Against the backdrop of America’s opioid epidemic, Southold author Geoffrey Wells’ latest book, “Never Less,” addresses how children are affected by adult problems.
Mr. Wells will read from his new novel at Cutchogue New Suffolk Free Library at 6 p.m. Monday, Jan. 30. His reading will be followed by a discussion of the subject matter, led by harm reduction specialists Justine Briscoe of Seafield Comprehensive Inpatient/Outpatient Addiction Treatment and Dr. Carol Carter of Sunshine Prevention Center for Youth and Families.
“I confront this issue head on. I don’t pull the punches,” Mr. Wells said of his book, which was released in October.
“Never Less” tells the story of Mindy and Pablo, North Fork middle-schoolers from very different backgrounds, both of whom face problems at home. Mindy’s family is wealthy and her father is addicted to painkillers. Pablo, from an immigrant family, is covered by the Deferred Action for Childhood Arrivals, yet his father is under constant threat of deportation.

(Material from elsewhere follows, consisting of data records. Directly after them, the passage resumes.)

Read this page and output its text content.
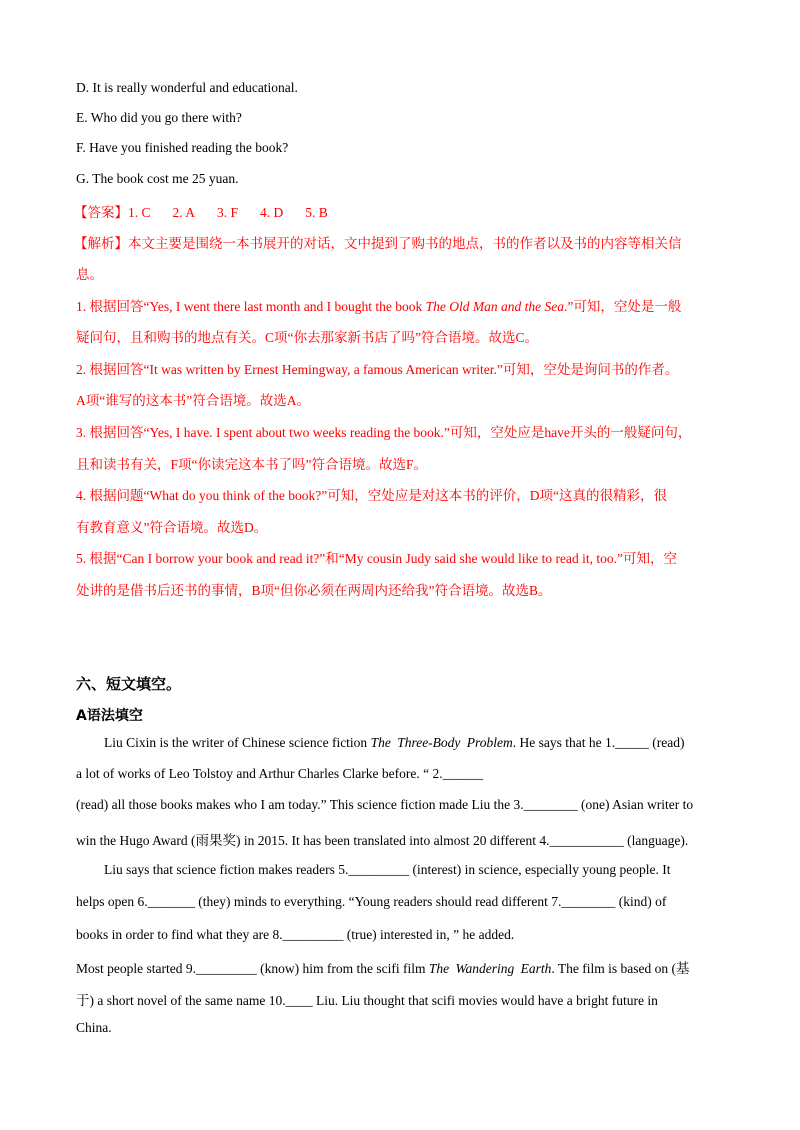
D. It is really wonderful and educational.
E. Who did you go there with?
F. Have you finished reading the book?
G. The book cost me 25 yuan.
【答案】1. C 2. A 3. F 4. D 5. B
【解析】本文主要是围绕一本书展开的对话，文中提到了购书的地点，书的作者以及书的内容等相关信
息。
1. 根据回答“Yes, I went there last month and I bought the book The Old Man and the Sea.”可知，空处是一般
疑问句，且和购书的地点有关。C项“你去那家新书店了吗”符合语境。故选C。
2. 根据回答“It was written by Ernest Hemingway, a famous American writer.”可知，空处是询问书的作者。
A项“谁写的这本书”符合语境。故选A。
3. 根据回答“Yes, I have. I spent about two weeks reading the book.”可知，空处应是have开头的一般疑问句，
且和读书有关，F项“你读完这本书了吗”符合语境。故选F。
4. 根据问题“What do you think of the book?”可知，空处应是对这本书的评价，D项“这真的很精彩，很
有教育意义”符合语境。故选D。
5. 根据“Can I borrow your book and read it?”和“My cousin Judy said she would like to read it, too.”可知，空
处讲的是借书后还书的事情，B项“但你必须在两周内还给我”符合语境。故选B。
六、短文填空。
A语法填空
Liu Cixin is the writer of Chinese science fiction The Three-Body Problem. He says that he 1._____ (read)
a lot of works of Leo Tolstoy and Arthur Charles Clarke before. “ 2.______
(read) all those books makes who I am today.” This science fiction made Liu the 3.________ (one) Asian writer to
win the Hugo Award (雨果奖) in 2015. It has been translated into almost 20 different 4.___________ (language).
Liu says that science fiction makes readers 5._________ (interest) in science, especially young people. It
helps open 6._______ (they) minds to everything. “Young readers should read different 7.________ (kind) of
books in order to find what they are 8._________ (true) interested in, ” he added.
Most people started 9._________ (know) him from the scifi film The Wandering Earth. The film is based on (基
于) a short novel of the same name 10.____ Liu. Liu thought that scifi movies would have a bright future in
China.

The friends stumble across an old mill on Mattituck Inlet, which has become home to suspicious activity. With the help of an elderly mentor, Mindy and Pablo investigate the mill’s seedy past and present. When a scheme to “yank the safety net away from drug users by lacing recovery pills with fentanyl” is discovered, the pair sets out to stop it.
Mr. Wells’ inspiration for the plot came in August 2021, when eight local residents overdosed on fentanyl-laced cocaine in less than a week. Six of those overdoses were fatal. The synthetic opioid, which is 50 times more powerful than heroin, is a cheap yet deadly substitute used by street-dealers to cut costs and has fueled the deadliness of the opioid crisis in recent years.
“I asked myself what a child must be thinking when a parent or other adult overdoses,” the author said in an interview last week. “I wanted the reader to see that, from the point of view of a child, this situation is very scary, especially if they don’t understand it.”
Mr. Wells’ story of friendship intends to spark conversations among young teens. The aim is to give middle- schoolers who may be affected by the difficult subject matter the language they need to talk about these issues — and help them understand that they are not alone.
“I wrote the novel to empower them,” he said. “I don’t want to pander to or patronize 12-year-olds. They want to know about these taboo topics, and I’ve worked with researchers to make sure I’m telling the story in the correct way to this age group.”
The event is free and open to all, but advance registration is required on the library website. All who attend will be entered for a chance to win a signed copy of “Never Less” or the grand prize: a framed print of the book’s cover along with a signed copy. Community service hours are also offered for those attending the library program.